Gay marriage rally tonight in Reno
by Tribune Staff
Nov 15, 2008 | 585 views | 0 0 comments | 6 6 recommendations | email to a friend | print
RENO — As part of a nationwide demonstration, local clergy, community and business leaders will hold a candlelight vigil and march in front of Reno City Hall at City Plaza at 10 N. Virginia St. at 5:30 p.m. today in protest of California ’s Proposition 8. Speakers will rally the crowd before marching in candle lit silence to the Reno Arch.

Through grassroots organizing, people across the country have planned similar gay rights events, particularly in response to the passage on Nov. 4 in California of Proposition 8, which bars same-sex couples from marrying in the state.
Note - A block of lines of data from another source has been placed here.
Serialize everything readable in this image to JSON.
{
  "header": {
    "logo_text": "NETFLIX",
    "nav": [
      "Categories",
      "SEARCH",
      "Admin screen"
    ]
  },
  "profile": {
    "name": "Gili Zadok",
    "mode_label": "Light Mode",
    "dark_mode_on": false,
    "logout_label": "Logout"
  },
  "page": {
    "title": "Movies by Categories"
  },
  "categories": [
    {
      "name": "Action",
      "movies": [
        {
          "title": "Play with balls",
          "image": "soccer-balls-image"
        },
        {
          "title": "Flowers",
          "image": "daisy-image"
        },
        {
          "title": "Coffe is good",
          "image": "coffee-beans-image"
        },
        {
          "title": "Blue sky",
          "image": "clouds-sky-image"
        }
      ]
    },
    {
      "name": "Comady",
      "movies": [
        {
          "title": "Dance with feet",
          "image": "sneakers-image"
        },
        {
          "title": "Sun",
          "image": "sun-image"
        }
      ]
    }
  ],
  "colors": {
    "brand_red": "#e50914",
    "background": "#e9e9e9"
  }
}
Protests are planned across the country this weekend, including in Massachusetts, the state where gay marriage first became legal. The first gay marriages began in Massachusetts in May 2004, six months after the state's high court ruled same-sex couples had the same right to marriage as heterosexual couples. A citizen-initiated ballot question that would have ended gay marriage in Massachusetts by defining it as between only a man and a woman was killed last year when it was blocked by the state Legislature.

Organizers there expect thousands at a Saturday rally in Boston, which advocates say will highlight gay couples whose lives have been changed for the better by gay marriage and host speeches from local politicians and clergy. Marc Solomon of MassEquality says the state is in a unique position to show that gay marriage is a benefit to families, children and society.

Meanwhile, same-sex couples walked joyfully down the aisle Wednesday for the first time in Connecticut. The Connecticut Supreme Court ruled 4-3 on Oct. 10 that same-sex couples have the right to wed rather than accept a 2005 civil union law designed to give them the same rights as married couples. A lower-court judge entered a final order permitting same-sex marriage Wednesday morning.

The protests in Reno and Boston are two of at least 150 rallies planned nationwide to speak out against several election day setbacks for gay rights supporters, according to the Associated Press.